Buffalo Theatre Ensemble performs ‘Drawer Boy’
By Randall G. Mielke For Sun-Times Media July 5, 2012 10:34AM
Left to right: Robert Jordan Bailey (Angus), Jacob Abbas (Miles) and Jonathan Kraft (Morgan) are in Buffalo Theatre Ensemble’s production of “The Drawer Boy.” | Courtesy of Galen G. Ramsey, Buffalo Theatre Ensemble
‘The Drawer Boy’
♦ July 13-29
♦ McAninch Arts Center at College of DuPage, 425 Fawell Blvd., Glen Ellyn
♦ Tickets, $25-$33
♦ (630) 942-4000
Veteran actor and director Kurt Naebig, who is directing the Buffalo Theatre Ensemble’s (BTE) “The Drawer Boy” at McAninch Arts Center at College of DuPage in Glen Ellyn, knows what captures an audience’s attention.
“In some plays, the razzle dazzle might be a big set or some crazy lighting,” said Naebig of the three-person play he is directing. “Here the razzle dazzle is the actors.”
The BTE production of “The Drawer Boy” will be presented from July 13 to July 29.
Written by Michael Healey, “The Drawer Boy” is set in 1972 in Ontario, Canada. The play examines the relationship between two farmers, Morgan and Angus, whose lives are turned upside down when a young actor, Miles Potter, visits their farm to gather research for a play.
“The play takes place on a farm where two long-time buddies in their 50s share a house and are farming,” Naebig said. “One of the guys has a terrible memory and does not remember certain things in his life. An actor wants to observe farmers’ lives, so he asks to stay with them. It is a fish-out-of-water play, so there is some comedy, and it’s a mystery about why and how these two guys ended up together.”
“The Drawer Boy” features Jacob Abbas as Miles, Jonathan Kraft as Morgan and BTE actor Robert Jordan Bailey as Angus.
With no crazy lighting or large ensemble cast, Naebig knows he must keep the show compelling via the three actors.
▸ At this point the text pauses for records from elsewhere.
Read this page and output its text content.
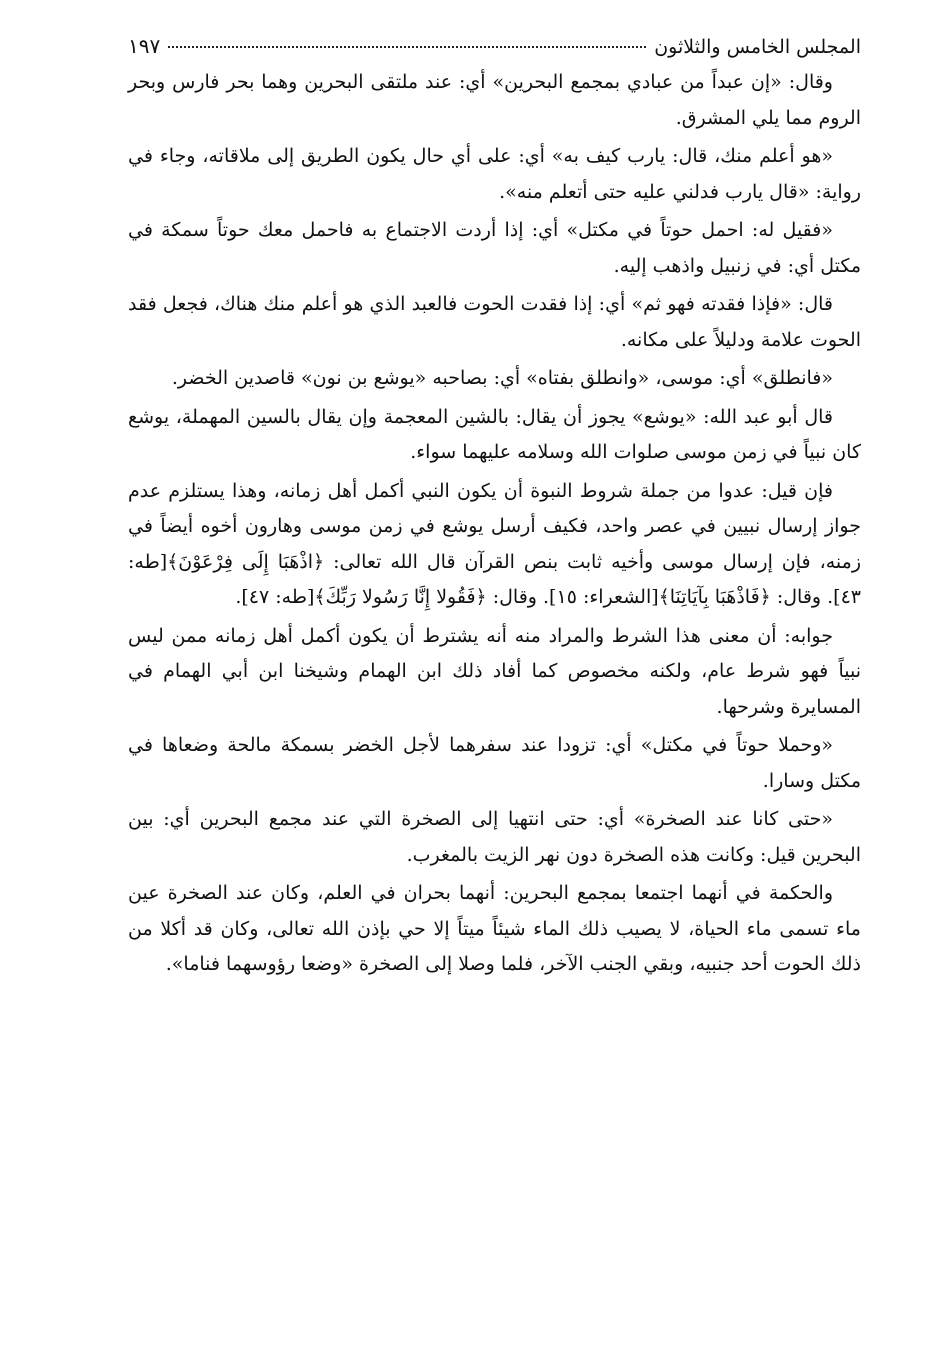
المجلس الخامس والثلاثون
١٩٧

وقال: «إن عبداً من عبادي بمجمع البحرين» أي: عند ملتقى البحرين وهما بحر فارس وبحر الروم مما يلي المشرق.

«هو أعلم منك، قال: يارب كيف به» أي: على أي حال يكون الطريق إلى ملاقاته، وجاء في رواية: «قال يارب فدلني عليه حتى أتعلم منه».

«فقيل له: احمل حوتاً في مكتل» أي: إذا أردت الاجتماع به فاحمل معك حوتاً سمكة في مكتل أي: في زنبيل واذهب إليه.

قال: «فإذا فقدته فهو ثم» أي: إذا فقدت الحوت فالعبد الذي هو أعلم منك هناك، فجعل فقد الحوت علامة ودليلاً على مكانه.

«فانطلق» أي: موسى، «وانطلق بفتاه» أي: بصاحبه «يوشع بن نون» قاصدين الخضر.

قال أبو عبد الله: «يوشع» يجوز أن يقال: بالشين المعجمة وإن يقال بالسين المهملة، يوشع كان نبياً في زمن موسى صلوات الله وسلامه عليهما سواء.

فإن قيل: عدوا من جملة شروط النبوة أن يكون النبي أكمل أهل زمانه، وهذا يستلزم عدم جواز إرسال نبيين في عصر واحد، فكيف أرسل يوشع في زمن موسى وهارون أخوه أيضاً في زمنه، فإن إرسال موسى وأخيه ثابت بنص القرآن قال الله تعالى: ﴿اذْهَبَا إِلَى فِرْعَوْنَ﴾[طه: ٤٣]. وقال: ﴿فَاذْهَبَا بِآيَاتِنَا﴾[الشعراء: ١٥]. وقال: ﴿فَقُولا إِنَّا رَسُولا رَبِّكَ﴾[طه: ٤٧].

جوابه: أن معنى هذا الشرط والمراد منه أنه يشترط أن يكون أكمل أهل زمانه ممن ليس نبياً فهو شرط عام، ولكنه مخصوص كما أفاد ذلك ابن الهمام وشيخنا ابن أبي الهمام في المسايرة وشرحها.

«وحملا حوتاً في مكتل» أي: تزودا عند سفرهما لأجل الخضر بسمكة مالحة وضعاها في مكتل وسارا.

«حتى كانا عند الصخرة» أي: حتى انتهيا إلى الصخرة التي عند مجمع البحرين أي: بين البحرين قيل: وكانت هذه الصخرة دون نهر الزيت بالمغرب.

والحكمة في أنهما اجتمعا بمجمع البحرين: أنهما بحران في العلم، وكان عند الصخرة عين ماء تسمى ماء الحياة، لا يصيب ذلك الماء شيئاً ميتاً إلا حي بإذن الله تعالى، وكان قد أكلا من ذلك الحوت أحد جنبيه، وبقي الجنب الآخر، فلما وصلا إلى الصخرة «وضعا رؤوسهما فناما».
“You have to make it real and exciting,” he said. “You have to dictate what happens next from moment to moment and find the comedy. I’m a big believer in making things physical. Something has to be happening on stage to create conflict and excitement.”
Naebig believes the play will appeal to audience members on several levels.
“There are a lot of different things people will like about this play,” he said. “It is funny, but then there is a twist and it takes you into the mystery of the piece. It keeps you guessing in a dramatic way.”
And just as the audience can enjoy the play on several levels, Naebig derives satisfaction from the staging of the show in several ways.
“First, you are putting things together with a number of artists, from the set to the acting to the lighting,” he said. “You are trying something; playing around with it. By the time the show opens, I have in my head each moment of perfection that I saw in rehearsal.
“Then, it is exciting when you get the audience into it,” Naebig continued. “You see people lean forward in moments of suspense; they jump when there is a surprise or break out in laughter. That is satisfying.”
And the escape for the audience is the payoff for Naebig.
“If you can feel that you took them somewhere else for a couple of hours,” he said. “Then you can feel that you did your job.”